Table 12 shows the comparison of the recognition percentages of each modular neural network. We can appreciate the improvement of the recognition using Fuzzy GA against Simple GA. Table 11 shows an average percentage of 84.40% using the modular neural network with optimized integrator by Fuzzy GA showing a remarkable performance with the proposed fuzzy dynamic parameter adaptation.

5 Conclusions

In this paper a dynamic adaptation of parameter using type-1 fuzzy logic was proposed to optimize the parameters of membership functions for a type-1 fuzzy integrator of a modular neural network for multimodal biometry.
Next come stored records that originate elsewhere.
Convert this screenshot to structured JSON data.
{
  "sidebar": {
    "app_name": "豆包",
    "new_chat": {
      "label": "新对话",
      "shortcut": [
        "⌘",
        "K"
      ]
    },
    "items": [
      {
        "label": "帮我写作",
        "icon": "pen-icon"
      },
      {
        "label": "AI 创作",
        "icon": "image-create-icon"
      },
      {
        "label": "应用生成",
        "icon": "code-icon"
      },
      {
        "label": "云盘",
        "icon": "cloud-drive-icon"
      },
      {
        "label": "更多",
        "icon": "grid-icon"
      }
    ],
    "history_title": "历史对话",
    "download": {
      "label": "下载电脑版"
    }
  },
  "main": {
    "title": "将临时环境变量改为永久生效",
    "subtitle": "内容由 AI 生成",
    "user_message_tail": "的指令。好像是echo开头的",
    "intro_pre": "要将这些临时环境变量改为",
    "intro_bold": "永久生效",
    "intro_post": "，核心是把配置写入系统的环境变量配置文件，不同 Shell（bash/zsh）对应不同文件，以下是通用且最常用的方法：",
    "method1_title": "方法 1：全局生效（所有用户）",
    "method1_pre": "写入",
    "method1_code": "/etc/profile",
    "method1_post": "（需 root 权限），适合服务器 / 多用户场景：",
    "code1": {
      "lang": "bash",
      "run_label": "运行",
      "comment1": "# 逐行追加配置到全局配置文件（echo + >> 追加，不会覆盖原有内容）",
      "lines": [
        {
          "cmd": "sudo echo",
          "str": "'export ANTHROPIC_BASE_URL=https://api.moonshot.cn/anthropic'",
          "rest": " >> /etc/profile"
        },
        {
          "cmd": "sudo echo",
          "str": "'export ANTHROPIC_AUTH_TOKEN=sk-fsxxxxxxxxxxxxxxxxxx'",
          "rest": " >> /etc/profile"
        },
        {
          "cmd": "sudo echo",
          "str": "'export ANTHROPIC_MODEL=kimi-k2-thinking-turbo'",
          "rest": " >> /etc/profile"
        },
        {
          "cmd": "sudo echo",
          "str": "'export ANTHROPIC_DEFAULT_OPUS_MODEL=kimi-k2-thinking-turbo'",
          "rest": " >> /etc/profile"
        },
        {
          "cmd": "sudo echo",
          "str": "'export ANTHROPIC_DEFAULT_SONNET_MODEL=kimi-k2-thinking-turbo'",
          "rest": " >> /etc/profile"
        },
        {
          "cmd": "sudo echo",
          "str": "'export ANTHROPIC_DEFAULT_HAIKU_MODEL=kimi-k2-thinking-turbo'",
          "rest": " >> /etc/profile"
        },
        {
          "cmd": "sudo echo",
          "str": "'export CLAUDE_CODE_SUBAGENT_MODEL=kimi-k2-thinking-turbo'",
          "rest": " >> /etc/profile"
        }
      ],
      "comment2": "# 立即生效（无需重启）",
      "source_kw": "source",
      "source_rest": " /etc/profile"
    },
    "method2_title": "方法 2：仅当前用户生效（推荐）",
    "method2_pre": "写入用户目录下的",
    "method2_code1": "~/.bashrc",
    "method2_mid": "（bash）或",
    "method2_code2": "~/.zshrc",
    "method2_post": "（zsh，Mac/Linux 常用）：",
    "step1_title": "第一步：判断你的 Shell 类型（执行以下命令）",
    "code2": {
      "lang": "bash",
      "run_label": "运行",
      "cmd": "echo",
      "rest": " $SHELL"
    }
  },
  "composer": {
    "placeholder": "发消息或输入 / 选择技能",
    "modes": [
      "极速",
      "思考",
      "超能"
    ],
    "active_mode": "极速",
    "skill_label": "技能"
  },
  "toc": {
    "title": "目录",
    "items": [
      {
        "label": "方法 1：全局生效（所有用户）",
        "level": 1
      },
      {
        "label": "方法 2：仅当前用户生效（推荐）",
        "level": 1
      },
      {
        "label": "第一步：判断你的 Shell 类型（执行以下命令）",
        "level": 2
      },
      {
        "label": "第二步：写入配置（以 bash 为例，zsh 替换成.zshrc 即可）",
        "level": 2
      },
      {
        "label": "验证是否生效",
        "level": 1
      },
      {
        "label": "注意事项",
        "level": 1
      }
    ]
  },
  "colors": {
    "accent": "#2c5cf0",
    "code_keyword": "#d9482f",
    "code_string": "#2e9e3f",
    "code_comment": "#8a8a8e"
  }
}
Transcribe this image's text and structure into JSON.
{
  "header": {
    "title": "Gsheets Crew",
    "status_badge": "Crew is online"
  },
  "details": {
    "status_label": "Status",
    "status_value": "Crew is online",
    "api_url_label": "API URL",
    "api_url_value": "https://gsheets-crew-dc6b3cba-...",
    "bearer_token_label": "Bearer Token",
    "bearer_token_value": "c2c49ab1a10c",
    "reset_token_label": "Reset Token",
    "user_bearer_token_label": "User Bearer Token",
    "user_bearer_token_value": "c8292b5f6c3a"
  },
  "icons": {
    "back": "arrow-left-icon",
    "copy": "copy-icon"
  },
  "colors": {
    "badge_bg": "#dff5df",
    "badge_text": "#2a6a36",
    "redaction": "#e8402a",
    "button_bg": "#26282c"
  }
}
The main contribution in this work is the fuzzy adaptation of parameters in the genetic algorithm using type-1 fuzzy logic and thus finds the optimal values of the parameters of the fuzzy integrators, to improve the recognition percentage of the modular neural network for multimodal biometrics.

A comparative study of fuzzy integrators methods for modular neural networks in biometry applications is presented. We optimized a type-1 fuzzy integrator using a dynamic fuzzy parameter adaptation in the genetic algorithms against a type-1 fuzzy integrator with simple GA optimization.

The comparison was performed with the simulation results of pattern recognition which the best results were obtained using the dynamic fuzzy parameters adaptation in the GA to answer integration in modular neural network for multimodal biometry.

Genetic algorithms produced good results using the fuzzy parameter adaptation, which compared with the previous works we can notice that there is an increase in the recognition percentage in the neural network for multimodal biometry.

As future work, we can apply the approach in other applications, like in [³¹-³³].